La société conteste aussi le coefficient professionnel de 5% au motif que la preuve d’un préjudice économique n’est pas rapportée puisqu’il n’est pas établi que M. [S] soit inscrit auprès de [9] ou qu’il ait subi une perte de salaire.
Toutefois, l’inscription ou non à [9] n’est pas une condition d’attribution d’un coefficient professionnel.
M. [S] a, suite à l’avis du médecin du travail en date du 9 novembre 2020, fait l’objet, suivant lettre recommandée avec accusé de réception en date du 18 décembre 2020, d’un licenciement pour inaptitude et impossibilité de reclassement. Il était alors âgé de 52 ans. Il a exercé la profession de soudeur pendant 30 ans et ses possibilités de réapprendre un métier compatible avec son état de santé apparaissent objectivement limitées. L’incidence professionnelle des séquelles décrites n’est donc pas contestable de sorte que la caisse a estimé à juste titre devoir prendre en compte cette perte d’emploi et cette incidence professionnelle en retenant un coefficient professionnel de 5 %.
Il résulte de la combinaison des articles 10, 143 et 146 du code de procédure civile que les juges du fond apprécient souverainement l’opportunité d’ordonner les mesures d’instruction demandées. Le fait de laisser ainsi au juge une simple faculté, sans qu’il ne soit contraint d’y donner une suite favorable, ne constitue pas en soi une violation des principes du procès équitable, tels qu’issus de la Convention européenne de sauvegarde des droits de l’homme et des libertés fondamentales ou du principe du contradictoire.

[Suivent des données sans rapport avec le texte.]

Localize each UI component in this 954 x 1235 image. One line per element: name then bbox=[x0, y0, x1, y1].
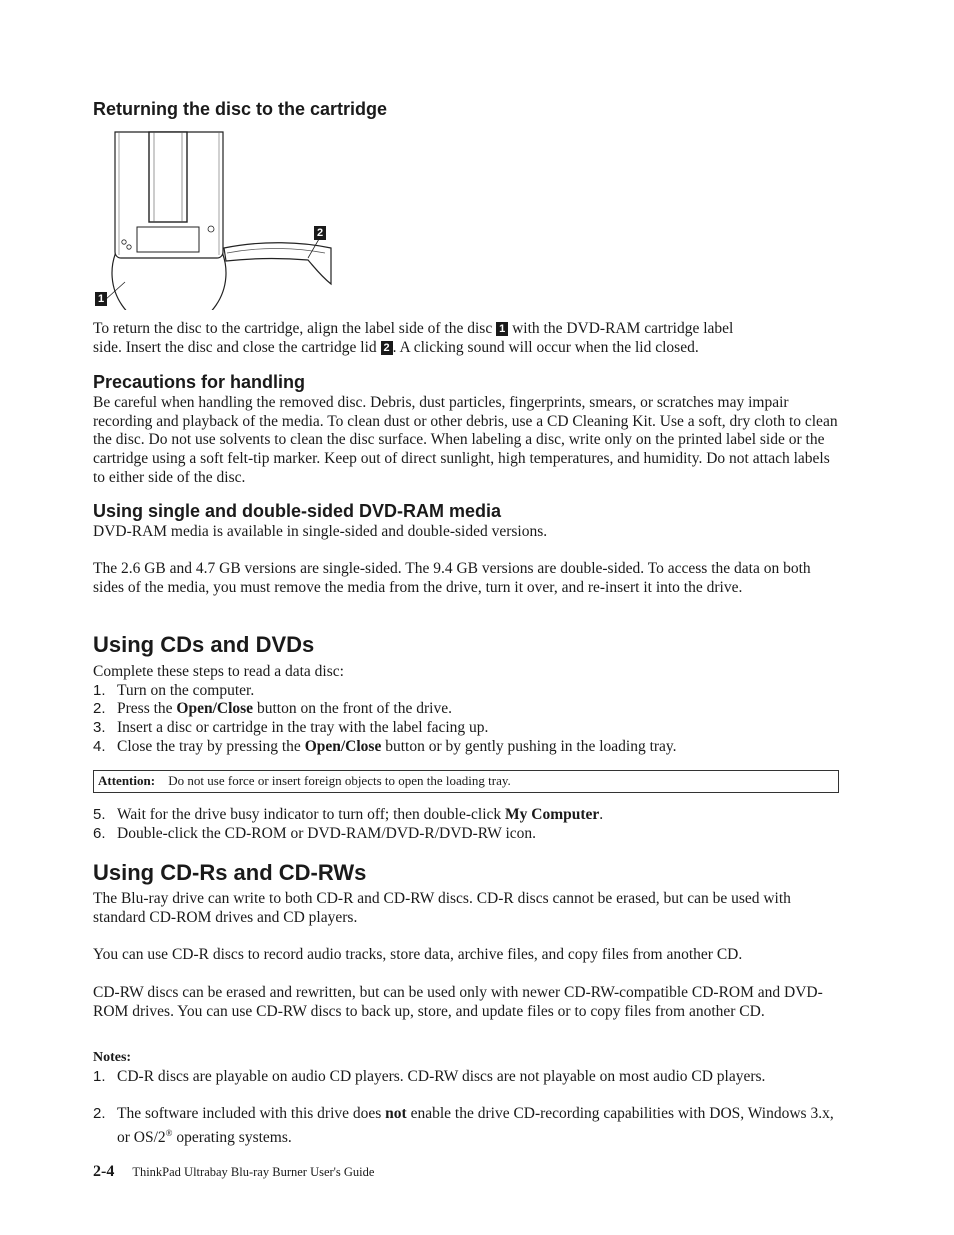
step-number: 4. bbox=[93, 738, 106, 755]
step-text: Press the Open/Close button on the front of the drive. bbox=[117, 700, 452, 717]
notes-label: Notes: bbox=[93, 1050, 132, 1065]
step-text: Close the tray by pressing the Open/Close button or by gently pushing in the loading tray. bbox=[117, 738, 677, 755]
returning-paragraph bbox=[93, 320, 839, 357]
note-number: 1. bbox=[93, 1068, 106, 1085]
attention-text: Do not use force or insert foreign objects to open the loading tray. bbox=[168, 773, 511, 788]
not-emphasis: not bbox=[385, 1105, 407, 1122]
returning-text-a: To return the disc to the cartridge, align the label side of the disc bbox=[93, 320, 493, 337]
open-close-label: Open/Close bbox=[176, 700, 254, 717]
step-text: Wait for the drive busy indicator to turn off; then double-click My Computer. bbox=[117, 806, 604, 823]
returning-text-b: with the DVD-RAM cartridge label bbox=[512, 320, 734, 337]
attention-box bbox=[93, 770, 839, 793]
book-title: ThinkPad Ultrabay Blu-ray Burner User's Guide bbox=[132, 1165, 375, 1179]
step-text: Double-click the CD-ROM or DVD-RAM/DVD-R/DVD-RW icon. bbox=[117, 825, 537, 842]
step-text: Turn on the computer. bbox=[117, 682, 255, 699]
note-number: 2. bbox=[93, 1105, 106, 1122]
page-number: 2-4 bbox=[93, 1163, 115, 1180]
returning-text-d: . A clicking sound will occur when the lid closed. bbox=[392, 338, 699, 356]
step-number: 3. bbox=[93, 719, 106, 736]
section-heading-precautions: Precautions for handling bbox=[93, 372, 306, 392]
media-paragraph-2: The 2.6 GB and 4.7 GB versions are single-sided. The 9.4 GB versions are double-sided. To access the data on both sides of the media, you must remove the media from the drive, turn it over, and re-insert it into the drive. bbox=[93, 560, 811, 596]
open-close-label: Open/Close bbox=[304, 738, 382, 755]
cdr-paragraph-3: CD-RW discs can be erased and rewritten, but can be used only with newer CD-RW-compatible CD-ROM and DVD-ROM drives. You can use CD-RW discs to back up, store, and update files or to copy files from another CD. bbox=[93, 984, 823, 1020]
step-text: Insert a disc or cartridge in the tray with the label facing up. bbox=[117, 719, 489, 736]
cds-intro: Complete these steps to read a data disc: bbox=[93, 663, 344, 680]
section-heading-returning: Returning the disc to the cartridge bbox=[93, 99, 388, 119]
media-paragraph-1: DVD-RAM media is available in single-sided and double-sided versions. bbox=[93, 523, 548, 540]
section-heading-cds-dvds: Using CDs and DVDs bbox=[93, 632, 315, 657]
section-heading-media: Using single and double-sided DVD-RAM media bbox=[93, 501, 502, 521]
precautions-paragraph: Be careful when handling the removed disc. Debris, dust particles, fingerprints, smears, or scratches may impair recording and playback of the media. To clean dust or other debris, use a CD Cleaning Kit. Use a soft, dry cloth to clean the disc. Do not use solvents to clean the disc surface. When labeling a disc, write only on the printed label side or the cartridge using a soft felt-tip marker. Keep out of direct sunlight, high temperatures, and humidity. Do not attach labels to either side of the disc. bbox=[93, 394, 838, 486]
returning-text-c: side. Insert the disc and close the cartridge lid bbox=[93, 338, 377, 356]
step-number: 2. bbox=[93, 700, 106, 717]
my-computer-label: My Computer bbox=[505, 806, 600, 823]
cdr-paragraph-2: You can use CD-R discs to record audio tracks, store data, archive files, and copy files from another CD. bbox=[93, 946, 743, 963]
step-number: 5. bbox=[93, 806, 106, 823]
figure-callout-1: 1 bbox=[95, 292, 107, 306]
attention-label: Attention: bbox=[98, 773, 156, 788]
callout-2: 2 bbox=[381, 341, 393, 355]
step-number: 1. bbox=[93, 682, 106, 699]
note-text: CD-R discs are playable on audio CD players. CD-RW discs are not playable on most audio CD players. bbox=[117, 1068, 766, 1085]
callout-1: 1 bbox=[496, 322, 508, 336]
page-footer bbox=[93, 1163, 374, 1181]
step-number: 6. bbox=[93, 825, 106, 842]
cartridge-figure bbox=[93, 130, 343, 310]
figure-callout-2: 2 bbox=[314, 226, 326, 240]
cdr-paragraph-1: The Blu-ray drive can write to both CD-R and CD-RW discs. CD-R discs cannot be erased, but can be used with standard CD-ROM drives and CD players. bbox=[93, 890, 791, 926]
section-heading-cdr: Using CD-Rs and CD-RWs bbox=[93, 860, 367, 885]
note-text: The software included with this drive does not enable the drive CD-recording capabilities with DOS, Windows 3.x, or OS/2® operating systems. bbox=[117, 1105, 834, 1146]
registered-mark: ® bbox=[165, 1127, 173, 1138]
cartridge-illustration bbox=[93, 130, 343, 310]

Au regard de l’ensemble des pièces produites, qui sont suffisantes pour trancher le litige soumis à la cour, il n’y a pas lieu de faire droit à la demande d’expertise sollicitée.
Dès lors, il convient de confirmer le jugement qui a déclaré le taux d’incapacité permanente partielle de 20 % dont 5 % de coefficient professionnel opposable à l’employeur.
Sur les dépens
Les dépens de la présente procédure seront laissés à la charge de la société, partie perdante.
PAR CES MOTIFS :
La COUR, statuant publiquement, par arrêt contradictoire mis à disposition au greffe,
Confirme le jugement en toutes ses dispositions ;
Condamne la SASU [11] aux dépens d’appel.